Today, business transformation is being driven by remote workforces, the proliferation of data, increasing IT complexity and decreasing budgets and resources. And there's never been a better time to optimize IT efficiency through infrastructure modernization initiatives. The reality is that applications and data no longer need to reside on-premises. The migration to public, hybrid cloud, and SD-WAN environments are adding even more complexity to the daunting task of managing and monitoring the network. As global and emerging technology trends continue to drive the network to evolve at an accelerated pace, we wanted to better understand the current trends and challenges these teams face.

As a result, LiveAction conducted a survey of networking professionals that on average manage more than 500 networking devices at organizations with more than 600 employees. Let's dive into four of the key insights revealed in this report.

1. Deploying or expanding SD-WAN solutions remains the top network transformation priority

The highest priority projects for 2022 are not surprisingly aligned with a move away from antiquated technology in favor of optimized digital agility, security, and cost savings.

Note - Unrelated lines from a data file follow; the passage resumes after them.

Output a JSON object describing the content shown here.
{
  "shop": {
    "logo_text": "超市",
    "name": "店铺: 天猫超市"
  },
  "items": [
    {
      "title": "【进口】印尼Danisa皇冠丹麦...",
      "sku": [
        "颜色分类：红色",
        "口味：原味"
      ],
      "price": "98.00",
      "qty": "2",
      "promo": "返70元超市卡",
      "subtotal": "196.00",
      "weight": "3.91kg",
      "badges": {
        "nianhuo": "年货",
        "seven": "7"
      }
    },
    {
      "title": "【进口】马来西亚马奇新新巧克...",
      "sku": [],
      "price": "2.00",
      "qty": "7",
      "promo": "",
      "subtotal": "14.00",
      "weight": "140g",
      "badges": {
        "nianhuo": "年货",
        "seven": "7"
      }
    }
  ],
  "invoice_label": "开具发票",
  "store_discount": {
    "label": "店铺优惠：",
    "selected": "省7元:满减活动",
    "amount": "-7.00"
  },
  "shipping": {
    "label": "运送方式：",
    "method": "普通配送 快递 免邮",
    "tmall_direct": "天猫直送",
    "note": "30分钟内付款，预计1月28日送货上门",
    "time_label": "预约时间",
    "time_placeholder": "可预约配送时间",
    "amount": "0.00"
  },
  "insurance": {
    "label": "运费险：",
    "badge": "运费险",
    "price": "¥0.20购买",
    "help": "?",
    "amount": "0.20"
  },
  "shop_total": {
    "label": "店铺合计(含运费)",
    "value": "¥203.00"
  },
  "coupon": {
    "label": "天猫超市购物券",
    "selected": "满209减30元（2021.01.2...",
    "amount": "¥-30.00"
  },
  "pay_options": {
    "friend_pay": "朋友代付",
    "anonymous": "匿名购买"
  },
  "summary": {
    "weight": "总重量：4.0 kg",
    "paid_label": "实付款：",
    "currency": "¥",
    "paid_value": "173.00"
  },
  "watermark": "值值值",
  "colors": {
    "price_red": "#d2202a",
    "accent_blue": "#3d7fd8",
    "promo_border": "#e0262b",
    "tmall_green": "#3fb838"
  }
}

According to the survey, 23.5% of respondents claim that SD-WAN adoption is the top network transformation project of 2021, and 28% stated it will remain the top project for 2022 (it was also the top response from a similar survey in 2020). This is likely driven by increases in cloud-oriented deployments that drive complexity, leaving many NetOps teams struggling to gain the visibility needed to manage the performance of SD-WAN deployments.

2. Improving application performance across the entire network is key to refining network operations

Fast, secure, and reliable connections continue to be a foundational component for a business's success. Network downtime is not only disruptive but an incredibly costly mistake that increases by the minute.

When it comes to improving network operations, 20.4% stated that application performance was the top priority. This was followed closely by end-to-end network monitoring.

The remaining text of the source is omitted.